Okay, I would hate dating Matt. He says “I’m an adrenaline junkie” with far too much chaotic energy for my liking. I’m not even on this date and I’m already about to update my life insurance policy just in case. Jessenia, on the other hand, is thrilled. She’s like, “this is what life with Matt could be like!!” Yeah, a series of near-death experiences and premature aging. 

Also, does this feel like the kind of date they should be on right before hometowns? How does watching a girl wreck the sh*t out of a fancy car tell you anything about if you’re ready to meet her family? It just feels super shallow and superficial to be having before such an important week. Case in point: Jessenia starts talking about her family, and you can tell Matt is super uncomfortable. He’d like to go back to the part where he had her spread over the front of that car. 

God, he loves to dangle those roses in front of their faces right before actively not giving them out. It’s sick. He’s like, all but caressing Jessenia’s face with it and then he’s like PSYCH!! YOU’RE OUTTA HERE!! Look, I’m not saying these are indicators for sociopathic behaviors but I’m not not saying that either…

Honestly, we should have known he was going to send Jessenia home when he showed up to dinner wearing a sweatshirt and not a turtleneck. Really, he couldn’t have been more obvious. 

The Rose Ceremony

Going into the rose ceremony, there are only three girls up on the chopping block: Michelle, Bri, and Pieper. Personally, I would love to meet the woman who thought it would be cool to mutilate the spelling of “Piper” for an entire person’s lifetime, and so, would selfishly would like Matt to choose her if only for my own entertainment. It’s really what he’s here for anyway. 
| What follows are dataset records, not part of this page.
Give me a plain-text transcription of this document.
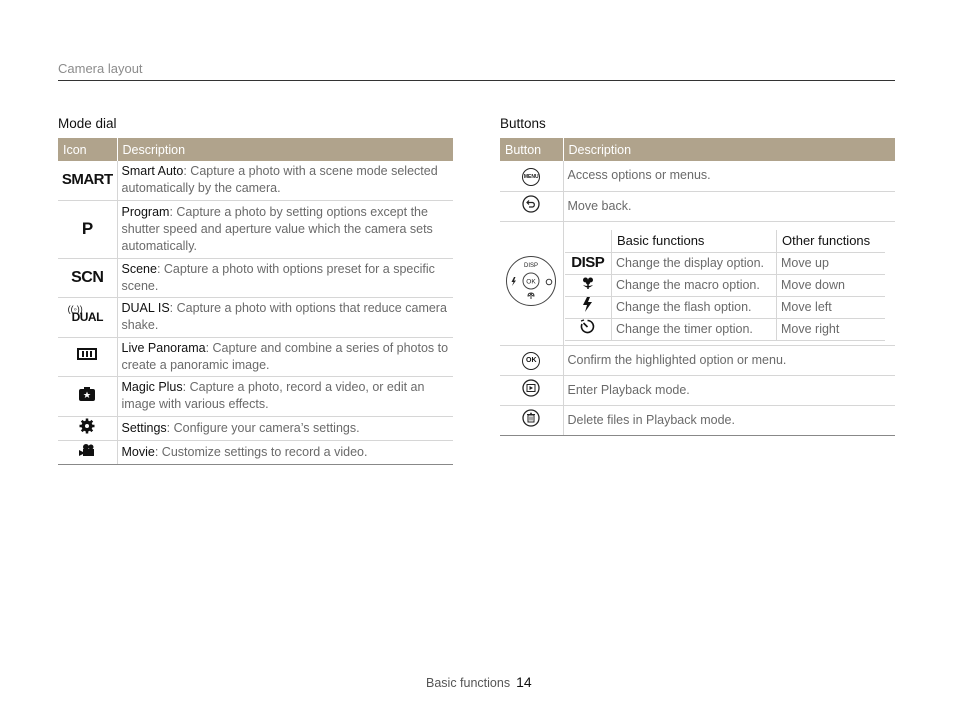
Camera layout
Mode dial
Icon	Description
SMART	Smart Auto: Capture a photo with a scene mode selected automatically by the camera.
P	Program: Capture a photo by setting options except the shutter speed and aperture value which the camera sets automatically.
SCN	Scene: Capture a photo with options preset for a specific scene.

((◦))
DUAL	DUAL IS: Capture a photo with options that reduce camera shake.
	Live Panorama: Capture and combine a series of photos to create a panoramic image.
	Magic Plus: Capture a photo, record a video, or edit an image with various effects.
	Settings: Configure your camera’s settings.
	Movie: Customize settings to record a video.
Buttons
Button	Description
MENU	Access options or menus.
	Move back.

OK
DISP

	Basic functions	Other functions
DISP	Change the display option.	Move up
	Change the macro option.	Move down
	Change the flash option.	Move left
	Change the timer option.	Move right

OK	Confirm the highlighted option or menu.
	Enter Playback mode.
	Delete files in Playback mode.
Basic functions 14
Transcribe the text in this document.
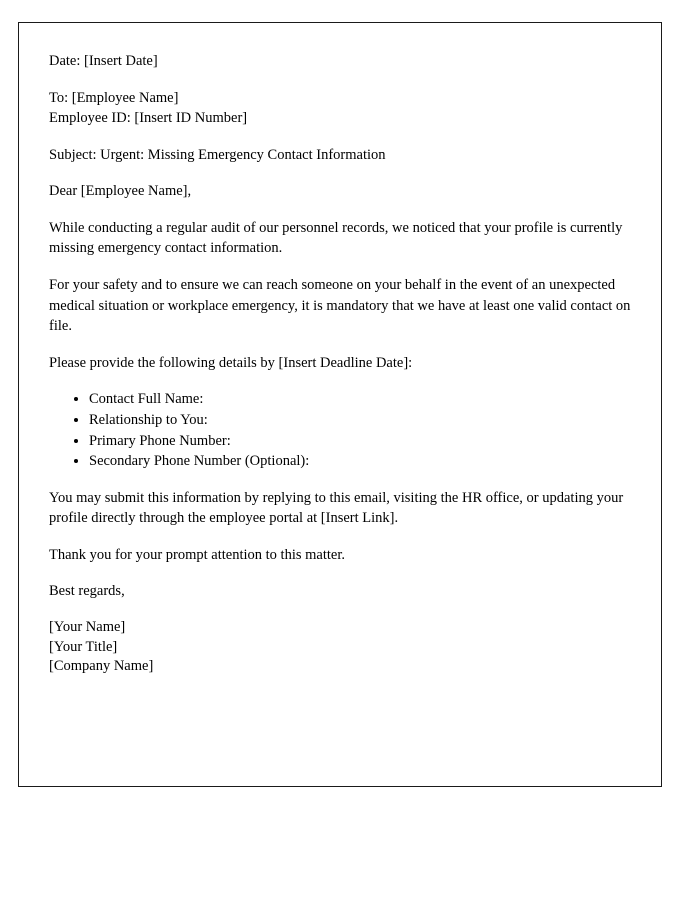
Date: [Insert Date]
To: [Employee Name]
Employee ID: [Insert ID Number]
Subject: Urgent: Missing Emergency Contact Information
Dear [Employee Name],

While conducting a regular audit of our personnel records, we noticed that your profile is currently missing emergency contact information.

For your safety and to ensure we can reach someone on your behalf in the event of an unexpected medical situation or workplace emergency, it is mandatory that we have at least one valid contact on file.

Please provide the following details by [Insert Deadline Date]:

• Contact Full Name:
• Relationship to You:
• Primary Phone Number:
• Secondary Phone Number (Optional):

You may submit this information by replying to this email, visiting the HR office, or updating your profile directly through the employee portal at [Insert Link].

Thank you for your prompt attention to this matter.

Best regards,
[Your Name]
[Your Title]
[Company Name]
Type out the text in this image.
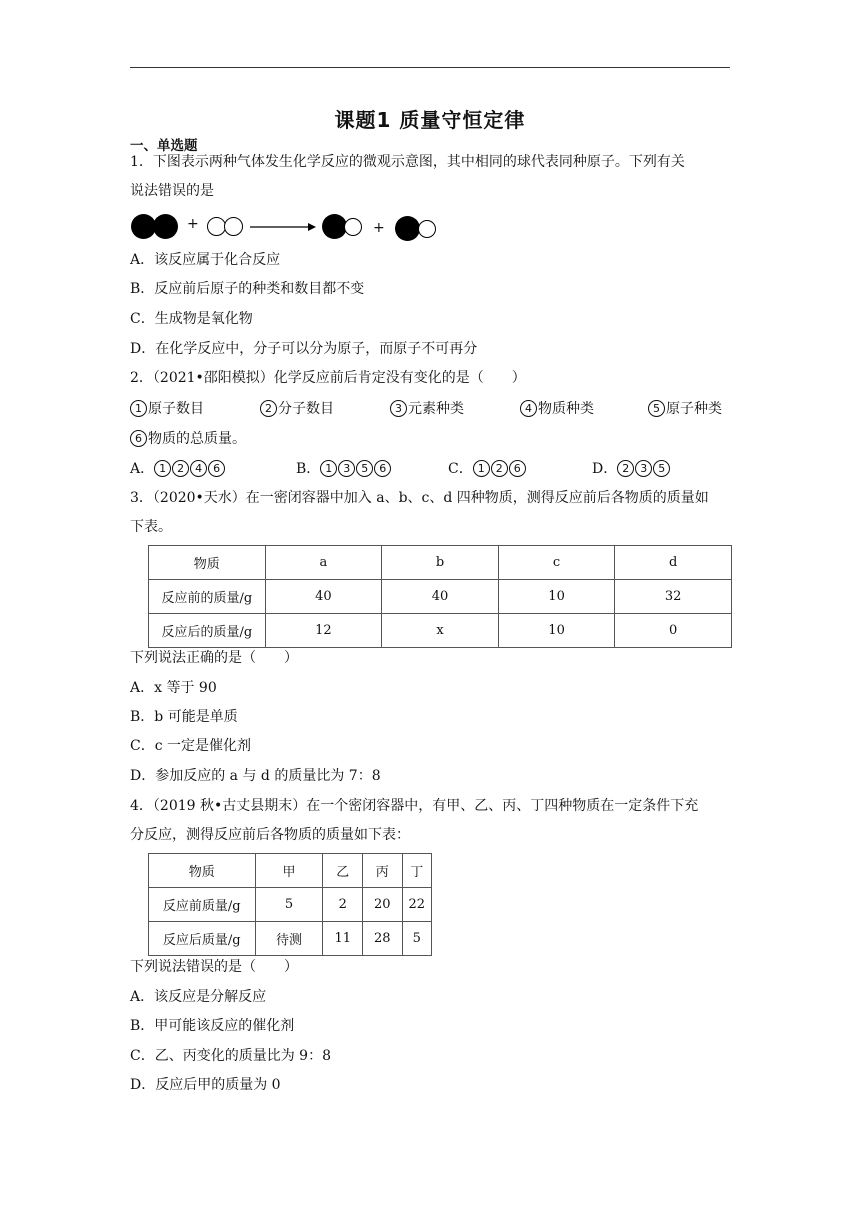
课题1 质量守恒定律
一、单选题
1．下图表示两种气体发生化学反应的微观示意图，其中相同的球代表同种原子。下列有关
说法错误的是
+	+
A．该反应属于化合反应
B．反应前后原子的种类和数目都不变
C．生成物是氧化物
D．在化学反应中，分子可以分为原子，而原子不可再分
2．（2021•邵阳模拟）化学反应前后肯定没有变化的是（　　）
1 原子数目	2 分子数目	3 元素种类	4 物质种类	5 原子种类
6 物质的总质量。
A． 1 2 4 6	B． 1 3 5 6	C． 1 2 6	D． 2 3 5
3．（2020•天水）在一密闭容器中加入 a、b、c、d 四种物质，测得反应前后各物质的质量如
下表。
物质	a	b	c	d
反应前的质量/g	40	40	10	32
反应后的质量/g	12	x	10	0
下列说法正确的是（　　）
A．x 等于 90
B．b 可能是单质
C．c 一定是催化剂
D．参加反应的 a 与 d 的质量比为 7：8
4．（2019 秋•古丈县期末）在一个密闭容器中，有甲、乙、丙、丁四种物质在一定条件下充
分反应，测得反应前后各物质的质量如下表：
物质	甲	乙	丙	丁
反应前质量/g	5	2	20	22
反应后质量/g	待测	11	28	5
下列说法错误的是（　　）
A．该反应是分解反应
B．甲可能该反应的催化剂
C．乙、丙变化的质量比为 9：8
D．反应后甲的质量为 0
I guess I’m not meant to have nice things because Pieper is going home, making our final four: Michelle, Bri, Serena, and Rachael. Okay, I LOVE that Pieper says nothing to Matt on her way out, just barrels right into that limo. He’s lucky this girl doesn’t have access to his home address because I have a feeling he would come home to find his belongings ablaze if she did. 
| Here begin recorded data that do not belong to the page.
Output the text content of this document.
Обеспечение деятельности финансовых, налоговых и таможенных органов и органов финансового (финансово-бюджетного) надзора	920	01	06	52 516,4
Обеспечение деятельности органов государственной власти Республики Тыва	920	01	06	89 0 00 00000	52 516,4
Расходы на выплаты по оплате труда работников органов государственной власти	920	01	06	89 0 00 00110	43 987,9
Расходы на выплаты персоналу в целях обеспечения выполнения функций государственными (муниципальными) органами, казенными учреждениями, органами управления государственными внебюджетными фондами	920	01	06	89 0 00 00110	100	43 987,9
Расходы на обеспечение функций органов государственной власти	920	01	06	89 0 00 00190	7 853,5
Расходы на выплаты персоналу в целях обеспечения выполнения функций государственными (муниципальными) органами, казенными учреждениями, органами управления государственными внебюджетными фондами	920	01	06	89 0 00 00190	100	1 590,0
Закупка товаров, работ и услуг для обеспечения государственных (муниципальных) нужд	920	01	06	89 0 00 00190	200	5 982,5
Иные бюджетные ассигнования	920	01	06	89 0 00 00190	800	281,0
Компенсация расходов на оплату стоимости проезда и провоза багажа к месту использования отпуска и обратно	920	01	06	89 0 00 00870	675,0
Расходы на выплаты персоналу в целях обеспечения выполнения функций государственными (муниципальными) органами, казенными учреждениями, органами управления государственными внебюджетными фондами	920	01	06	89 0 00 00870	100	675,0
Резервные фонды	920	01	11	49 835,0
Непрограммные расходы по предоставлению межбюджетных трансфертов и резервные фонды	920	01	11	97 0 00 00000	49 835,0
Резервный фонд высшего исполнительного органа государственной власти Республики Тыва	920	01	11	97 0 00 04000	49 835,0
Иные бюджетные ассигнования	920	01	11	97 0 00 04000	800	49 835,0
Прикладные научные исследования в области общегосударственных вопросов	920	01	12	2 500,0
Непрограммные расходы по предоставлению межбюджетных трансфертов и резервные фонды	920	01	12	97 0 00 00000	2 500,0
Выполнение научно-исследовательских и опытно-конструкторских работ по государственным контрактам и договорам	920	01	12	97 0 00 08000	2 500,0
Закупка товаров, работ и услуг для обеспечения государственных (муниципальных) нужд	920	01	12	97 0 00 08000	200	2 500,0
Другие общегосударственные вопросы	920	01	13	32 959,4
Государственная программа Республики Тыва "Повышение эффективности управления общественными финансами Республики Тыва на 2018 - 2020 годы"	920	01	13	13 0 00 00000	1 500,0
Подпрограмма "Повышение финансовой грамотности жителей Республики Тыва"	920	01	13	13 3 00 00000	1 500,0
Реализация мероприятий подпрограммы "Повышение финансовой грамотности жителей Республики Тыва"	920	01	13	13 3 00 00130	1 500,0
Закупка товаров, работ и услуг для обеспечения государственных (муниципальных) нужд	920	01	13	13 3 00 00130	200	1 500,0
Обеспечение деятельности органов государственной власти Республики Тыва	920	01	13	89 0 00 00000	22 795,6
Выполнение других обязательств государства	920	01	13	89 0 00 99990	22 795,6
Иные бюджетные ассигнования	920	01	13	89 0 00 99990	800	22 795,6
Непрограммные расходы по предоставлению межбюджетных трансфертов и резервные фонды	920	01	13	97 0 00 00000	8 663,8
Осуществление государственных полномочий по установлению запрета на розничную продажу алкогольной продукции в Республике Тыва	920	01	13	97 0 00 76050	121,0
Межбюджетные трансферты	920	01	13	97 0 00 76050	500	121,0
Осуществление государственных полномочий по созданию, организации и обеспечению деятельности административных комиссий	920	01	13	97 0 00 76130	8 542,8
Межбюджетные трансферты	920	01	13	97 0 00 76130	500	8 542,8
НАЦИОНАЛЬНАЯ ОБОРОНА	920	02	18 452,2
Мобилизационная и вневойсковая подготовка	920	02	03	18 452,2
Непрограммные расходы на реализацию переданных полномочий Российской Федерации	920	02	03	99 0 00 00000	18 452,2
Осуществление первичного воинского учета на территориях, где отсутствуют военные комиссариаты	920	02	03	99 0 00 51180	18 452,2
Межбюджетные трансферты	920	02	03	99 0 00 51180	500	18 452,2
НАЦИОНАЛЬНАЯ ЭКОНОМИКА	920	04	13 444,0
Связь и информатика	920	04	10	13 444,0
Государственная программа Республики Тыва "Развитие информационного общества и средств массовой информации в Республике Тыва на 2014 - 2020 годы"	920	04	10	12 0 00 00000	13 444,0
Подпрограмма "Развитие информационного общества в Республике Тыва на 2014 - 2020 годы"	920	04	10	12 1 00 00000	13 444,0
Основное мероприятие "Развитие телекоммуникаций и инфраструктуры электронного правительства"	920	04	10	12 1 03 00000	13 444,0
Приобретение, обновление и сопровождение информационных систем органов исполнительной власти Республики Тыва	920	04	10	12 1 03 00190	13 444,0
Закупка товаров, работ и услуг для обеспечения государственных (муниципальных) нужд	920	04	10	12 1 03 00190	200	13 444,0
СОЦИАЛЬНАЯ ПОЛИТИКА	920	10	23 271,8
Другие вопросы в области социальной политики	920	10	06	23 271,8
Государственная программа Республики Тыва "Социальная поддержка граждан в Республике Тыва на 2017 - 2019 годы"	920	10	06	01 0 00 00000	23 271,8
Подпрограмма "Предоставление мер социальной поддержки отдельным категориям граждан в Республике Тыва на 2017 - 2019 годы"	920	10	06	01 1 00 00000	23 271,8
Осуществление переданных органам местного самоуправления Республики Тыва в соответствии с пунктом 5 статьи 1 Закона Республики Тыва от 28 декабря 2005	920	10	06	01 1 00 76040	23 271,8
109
And that’s all she wrote, kids! Hometowns are next week, and I can’t wait to see what the ABC interns are able to craft up as a representation of a hometown since traveling is still out. Here’s hoping we get more “New York-style pizza” from the Sbarro’s down the street and another papier-mâché carnival cobbled together with rubber cement and the crayons they found at the hotel’s lost and found. Until then!